Milho sofre influência do dólar e sobe no mercado brasileiro nesta quarta-feira

Chicago se recuperou de perdas após números do etanol

A quarta-feira (17) chega ao final com os preços do milho no mercado físico brasileiro subindo. Em levantamento realizado pela equipe do Notícias Agrícolas, foram percebidas desvalorizações apenas em Ponta Grossa/PR (2,27% e preço de R$ 43,00).

Já as valorizações apareceram nas praças de Pato Branco/PR (1,29% com preço de R$ 39,20), Marechal Cândido Rondon/PR, Ubiratã/PR e Londrina/PR (1,33% e preço de R$ 38,00), Eldorado/MS (1,41% e preço de R$ 36,00), Campinas/SP (2,04% e preço de R$ 50,00), Itapetininga/SP (2,13% e preço de R$ 48,00), Cascavel/PR e Cafelândia/PR (2,70% e preço de R$ 38,00) e Campo Novo do Parecis/MT (3,13% e preço de R$ 33,00).

Confira como ficaram todas as cotações nesta quarta-feira.
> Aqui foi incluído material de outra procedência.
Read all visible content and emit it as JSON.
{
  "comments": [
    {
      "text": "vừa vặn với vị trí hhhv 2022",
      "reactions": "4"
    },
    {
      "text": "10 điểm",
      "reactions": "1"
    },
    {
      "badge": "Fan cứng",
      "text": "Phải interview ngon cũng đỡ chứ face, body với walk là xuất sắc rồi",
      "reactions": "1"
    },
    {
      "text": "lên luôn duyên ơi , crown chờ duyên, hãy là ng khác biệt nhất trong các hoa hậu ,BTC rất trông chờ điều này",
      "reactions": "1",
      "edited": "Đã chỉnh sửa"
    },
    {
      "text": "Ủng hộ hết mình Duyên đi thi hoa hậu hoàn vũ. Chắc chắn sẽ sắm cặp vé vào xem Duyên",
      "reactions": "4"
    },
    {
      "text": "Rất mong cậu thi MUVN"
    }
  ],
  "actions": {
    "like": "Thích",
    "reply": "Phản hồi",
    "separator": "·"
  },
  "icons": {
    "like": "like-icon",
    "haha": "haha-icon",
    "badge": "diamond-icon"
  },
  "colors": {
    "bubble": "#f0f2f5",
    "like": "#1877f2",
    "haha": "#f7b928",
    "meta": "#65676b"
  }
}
De acordo com o reporte diário da Radar Investimentos, as cotações do cereal no Brasil segue sentido a pressão dos avanços dos trabalhos de colheita nas principias regiões produtores.
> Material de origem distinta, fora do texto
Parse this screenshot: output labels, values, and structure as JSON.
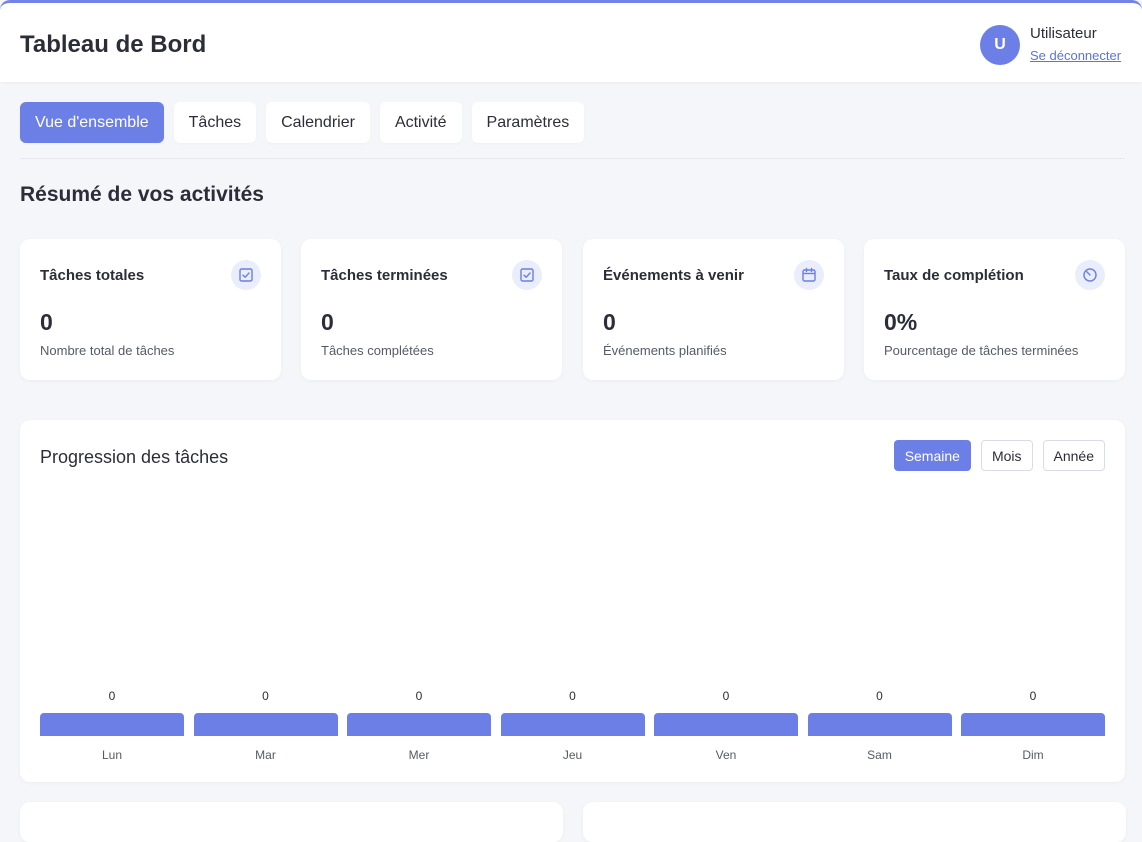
{
  "header": {
    "title": "Tableau de Bord",
    "avatar_initial": "U",
    "user_name": "Utilisateur",
    "logout_label": "Se déconnecter"
  },
  "tabs": [
    {
      "label": "Vue d'ensemble",
      "active": true
    },
    {
      "label": "Tâches",
      "active": false
    },
    {
      "label": "Calendrier",
      "active": false
    },
    {
      "label": "Activité",
      "active": false
    },
    {
      "label": "Paramètres",
      "active": false
    }
  ],
  "summary": {
    "title": "Résumé de vos activités",
    "cards": [
      {
        "label": "Tâches totales",
        "value": "0",
        "description": "Nombre total de tâches",
        "icon": "task-check-icon"
      },
      {
        "label": "Tâches terminées",
        "value": "0",
        "description": "Tâches complétées",
        "icon": "task-check-icon"
      },
      {
        "label": "Événements à venir",
        "value": "0",
        "description": "Événements planifiés",
        "icon": "calendar-icon"
      },
      {
        "label": "Taux de complétion",
        "value": "0%",
        "description": "Pourcentage de tâches terminées",
        "icon": "gauge-icon"
      }
    ]
  },
  "progress": {
    "title": "Progression des tâches",
    "periods": [
      {
        "label": "Semaine",
        "active": true
      },
      {
        "label": "Mois",
        "active": false
      },
      {
        "label": "Année",
        "active": false
      }
    ]
  },
  "colors": {
    "accent": "#6b7fe6",
    "background": "#f5f6fa",
    "card": "#ffffff",
    "text": "#2d2d3a"
  },
  "chart_data": {
    "type": "bar",
    "title": "Progression des tâches",
    "categories": [
      "Lun",
      "Mar",
      "Mer",
      "Jeu",
      "Ven",
      "Sam",
      "Dim"
    ],
    "values": [
      0,
      0,
      0,
      0,
      0,
      0,
      0
    ],
    "xlabel": "",
    "ylabel": "",
    "grid": false
  }
}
Em seus últimos boletins semanais divulgados, o Imea reportou colheita em 8% no estado do Mato Grosso e o Deral registrou 3% das lavouras já colhidas no Paraná.

B3

A Bolsa Brasileira (B3) começou o dia caindo para os preços futuros do milho, mas se recuperou ao longo do dia. As principais cotações registravam movimentações positivas entre 0,25% e 1,80% por volta das 16h21 (horário de Brasília).

O vencimento julho/20 era cotado à R$ 45,30 com valorização de 1,80%, o setembro/20 valia R$ 44,30 com alta de 0,91%, o novembro/20 era negociado por R$ 46,91 com elevação de 0,88% e o janeiro/21 tinha valor de R$ 48,00 com ganho de 0,25%.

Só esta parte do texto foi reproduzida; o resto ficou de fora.